Tricherie aux jeux de grattage de la Française des Jeux

octobre 26, 2011 Par Patricia
La tricherie au jeu de grattage
La tricherie au jeu de grattage

Selon le journal quotidien le “20 minutes” dans un communiqué de presse un joueur des jeux de grattage de la Française des Jeux, un ingénieur à la retraite dénonce une tricherie sur les cartes de grattage traditionnelles.
Du haut de ses 60 ans, Robert Riblet ne l’emporte pas large et assigne en justice la Française des Jeux détenu par l’État à 72%. C’est un procès digne d’un combat entre David et Goliath.
Il explique avoir découvert une “anomalie” pour ne pas évoquer le mot tricherie sur les billets à gratter classiques.

C’est au cours de l’année 2001 lors d’un pot avec des amis gendarmes dans un bar qu’il aurait découvert cette “supercherie”.

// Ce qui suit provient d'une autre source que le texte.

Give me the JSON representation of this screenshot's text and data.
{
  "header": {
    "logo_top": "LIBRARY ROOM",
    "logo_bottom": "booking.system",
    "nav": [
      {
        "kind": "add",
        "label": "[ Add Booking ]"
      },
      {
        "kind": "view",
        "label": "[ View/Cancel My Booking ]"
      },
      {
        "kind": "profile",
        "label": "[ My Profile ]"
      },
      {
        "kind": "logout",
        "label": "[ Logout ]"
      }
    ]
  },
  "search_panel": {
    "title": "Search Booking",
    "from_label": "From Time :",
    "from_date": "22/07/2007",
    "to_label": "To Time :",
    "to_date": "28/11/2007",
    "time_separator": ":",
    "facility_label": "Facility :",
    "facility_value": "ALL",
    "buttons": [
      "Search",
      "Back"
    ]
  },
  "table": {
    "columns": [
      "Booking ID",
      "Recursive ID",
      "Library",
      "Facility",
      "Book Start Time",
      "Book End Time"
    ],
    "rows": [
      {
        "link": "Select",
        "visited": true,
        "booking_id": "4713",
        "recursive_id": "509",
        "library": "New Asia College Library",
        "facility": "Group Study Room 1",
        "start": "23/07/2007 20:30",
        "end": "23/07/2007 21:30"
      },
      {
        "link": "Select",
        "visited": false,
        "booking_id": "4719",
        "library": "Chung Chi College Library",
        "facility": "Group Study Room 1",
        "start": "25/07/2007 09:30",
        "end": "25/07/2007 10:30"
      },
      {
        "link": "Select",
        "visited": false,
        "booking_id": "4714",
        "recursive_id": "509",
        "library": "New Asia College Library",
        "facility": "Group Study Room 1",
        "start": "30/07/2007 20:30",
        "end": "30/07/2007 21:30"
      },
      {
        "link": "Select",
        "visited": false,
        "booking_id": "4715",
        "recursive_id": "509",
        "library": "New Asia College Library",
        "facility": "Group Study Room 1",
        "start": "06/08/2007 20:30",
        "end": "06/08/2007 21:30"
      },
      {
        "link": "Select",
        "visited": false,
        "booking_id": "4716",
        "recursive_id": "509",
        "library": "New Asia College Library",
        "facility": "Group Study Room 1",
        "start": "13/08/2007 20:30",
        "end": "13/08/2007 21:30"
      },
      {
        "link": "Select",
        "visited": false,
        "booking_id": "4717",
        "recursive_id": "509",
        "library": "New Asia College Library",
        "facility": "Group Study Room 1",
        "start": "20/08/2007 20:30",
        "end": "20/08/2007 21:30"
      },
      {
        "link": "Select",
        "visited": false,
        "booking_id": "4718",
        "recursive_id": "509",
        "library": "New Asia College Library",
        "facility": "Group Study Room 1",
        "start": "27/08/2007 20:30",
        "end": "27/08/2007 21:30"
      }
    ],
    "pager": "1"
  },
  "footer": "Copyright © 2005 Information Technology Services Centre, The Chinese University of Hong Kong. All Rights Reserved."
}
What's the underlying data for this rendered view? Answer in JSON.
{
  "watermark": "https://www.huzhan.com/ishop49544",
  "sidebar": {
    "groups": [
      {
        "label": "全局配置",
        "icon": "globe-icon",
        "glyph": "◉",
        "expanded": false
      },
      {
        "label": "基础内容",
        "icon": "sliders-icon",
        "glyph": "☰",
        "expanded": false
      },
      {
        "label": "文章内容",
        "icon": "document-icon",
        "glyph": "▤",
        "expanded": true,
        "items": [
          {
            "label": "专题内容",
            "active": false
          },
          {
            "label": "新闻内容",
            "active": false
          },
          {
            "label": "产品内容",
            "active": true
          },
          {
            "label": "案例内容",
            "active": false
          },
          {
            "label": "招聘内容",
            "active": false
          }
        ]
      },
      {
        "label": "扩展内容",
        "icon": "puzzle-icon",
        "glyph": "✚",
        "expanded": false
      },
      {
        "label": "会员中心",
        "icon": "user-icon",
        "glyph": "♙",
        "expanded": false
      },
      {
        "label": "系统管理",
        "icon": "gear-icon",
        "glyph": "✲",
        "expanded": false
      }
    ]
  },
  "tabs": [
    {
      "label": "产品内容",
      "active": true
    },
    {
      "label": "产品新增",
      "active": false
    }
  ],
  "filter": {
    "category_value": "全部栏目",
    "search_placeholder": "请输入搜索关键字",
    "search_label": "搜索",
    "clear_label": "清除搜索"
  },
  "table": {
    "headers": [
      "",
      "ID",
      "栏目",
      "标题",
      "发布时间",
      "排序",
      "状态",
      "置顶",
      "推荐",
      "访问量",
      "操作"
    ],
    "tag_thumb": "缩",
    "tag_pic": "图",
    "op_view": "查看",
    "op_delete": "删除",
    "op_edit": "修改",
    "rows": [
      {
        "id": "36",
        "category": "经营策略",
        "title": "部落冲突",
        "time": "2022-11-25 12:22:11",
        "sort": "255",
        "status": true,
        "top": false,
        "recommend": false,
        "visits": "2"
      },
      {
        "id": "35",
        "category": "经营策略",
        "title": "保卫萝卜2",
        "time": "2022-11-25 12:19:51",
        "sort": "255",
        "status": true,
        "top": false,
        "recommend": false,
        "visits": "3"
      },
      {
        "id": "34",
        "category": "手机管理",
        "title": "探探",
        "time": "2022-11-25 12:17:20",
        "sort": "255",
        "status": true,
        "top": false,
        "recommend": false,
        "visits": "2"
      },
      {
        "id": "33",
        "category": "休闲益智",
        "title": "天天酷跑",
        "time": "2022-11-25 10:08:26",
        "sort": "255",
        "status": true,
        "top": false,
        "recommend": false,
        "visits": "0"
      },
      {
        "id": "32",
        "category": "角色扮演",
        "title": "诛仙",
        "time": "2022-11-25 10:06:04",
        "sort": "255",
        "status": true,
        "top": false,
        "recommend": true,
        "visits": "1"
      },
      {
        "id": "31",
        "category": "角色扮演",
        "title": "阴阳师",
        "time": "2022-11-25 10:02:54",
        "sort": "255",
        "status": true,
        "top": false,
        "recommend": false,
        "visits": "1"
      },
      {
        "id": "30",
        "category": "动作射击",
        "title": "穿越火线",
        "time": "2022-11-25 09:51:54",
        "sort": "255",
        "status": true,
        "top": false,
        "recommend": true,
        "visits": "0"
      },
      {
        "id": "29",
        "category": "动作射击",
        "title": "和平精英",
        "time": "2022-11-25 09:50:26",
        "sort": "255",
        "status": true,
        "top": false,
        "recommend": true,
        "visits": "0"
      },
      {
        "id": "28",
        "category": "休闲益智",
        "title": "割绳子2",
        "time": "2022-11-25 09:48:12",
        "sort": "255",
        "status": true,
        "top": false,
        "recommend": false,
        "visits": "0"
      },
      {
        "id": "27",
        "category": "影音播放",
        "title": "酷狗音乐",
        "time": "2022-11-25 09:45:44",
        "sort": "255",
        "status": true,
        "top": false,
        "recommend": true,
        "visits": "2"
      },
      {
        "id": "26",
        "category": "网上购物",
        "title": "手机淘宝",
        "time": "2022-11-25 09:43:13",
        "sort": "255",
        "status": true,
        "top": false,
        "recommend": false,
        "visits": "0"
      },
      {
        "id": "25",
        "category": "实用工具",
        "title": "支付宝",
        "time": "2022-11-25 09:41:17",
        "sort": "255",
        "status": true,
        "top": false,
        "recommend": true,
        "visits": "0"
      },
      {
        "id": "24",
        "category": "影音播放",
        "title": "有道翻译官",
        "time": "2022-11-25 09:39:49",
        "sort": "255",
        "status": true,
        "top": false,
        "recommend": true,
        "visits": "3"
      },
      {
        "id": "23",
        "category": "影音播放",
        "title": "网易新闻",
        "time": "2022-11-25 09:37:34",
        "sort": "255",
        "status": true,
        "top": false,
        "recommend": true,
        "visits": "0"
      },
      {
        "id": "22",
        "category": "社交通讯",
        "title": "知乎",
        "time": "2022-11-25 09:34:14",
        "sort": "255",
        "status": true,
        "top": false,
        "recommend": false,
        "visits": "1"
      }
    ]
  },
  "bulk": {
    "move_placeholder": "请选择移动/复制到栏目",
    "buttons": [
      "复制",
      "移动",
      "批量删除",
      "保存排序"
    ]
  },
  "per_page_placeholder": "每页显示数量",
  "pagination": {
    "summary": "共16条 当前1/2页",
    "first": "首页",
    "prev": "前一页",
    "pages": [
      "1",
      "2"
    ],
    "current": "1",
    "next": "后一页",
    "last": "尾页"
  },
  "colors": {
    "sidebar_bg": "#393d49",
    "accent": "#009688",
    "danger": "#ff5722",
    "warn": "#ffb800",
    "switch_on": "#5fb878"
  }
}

La thèse de l’argumentation de Robert Ribet

Depuis 4 ans , il l’aurait vérifiée sur plusieurs centaines de bandes de tickets de grattage Vegas, Black Jack et Banco et accuse la Française des jeux d’organiser non pas un jeu de hasard mais plutôt un hasard avec une chance programmée.
Selon l’ingénieur en retraite lorsqu’un joueur gratte un ticket il ne dispose pas de la même chance qu’un autre joueur de grattage.
Son argumentation est le suivant: les distributeurs de jeux à gratter partenaires de la Française des Jeux de l’hexagone reçoivent des bandes ou des livrets composés de tickets dont certains sont gagnants.

Dès que ces tickets gagnants auraient été achetés, les cartes suivantes seraient forcément des perdants.

Le détaillant peut le savoir et alors proposer à un client un billet à 100% perdant.

De plus, il a recueilli le témoignage de deux anciens détaillants qui reconnaissent cette pratique qui est bien connue dans la profession.

La Française des Jeux édite près de 2 milliards de tickets de grattage par an. L’entreprise publique explique que les gagnants sont répartis de manière aléatoire et que le système des rétributions des gains est complètement le fruit du hasard géré par un système informatique.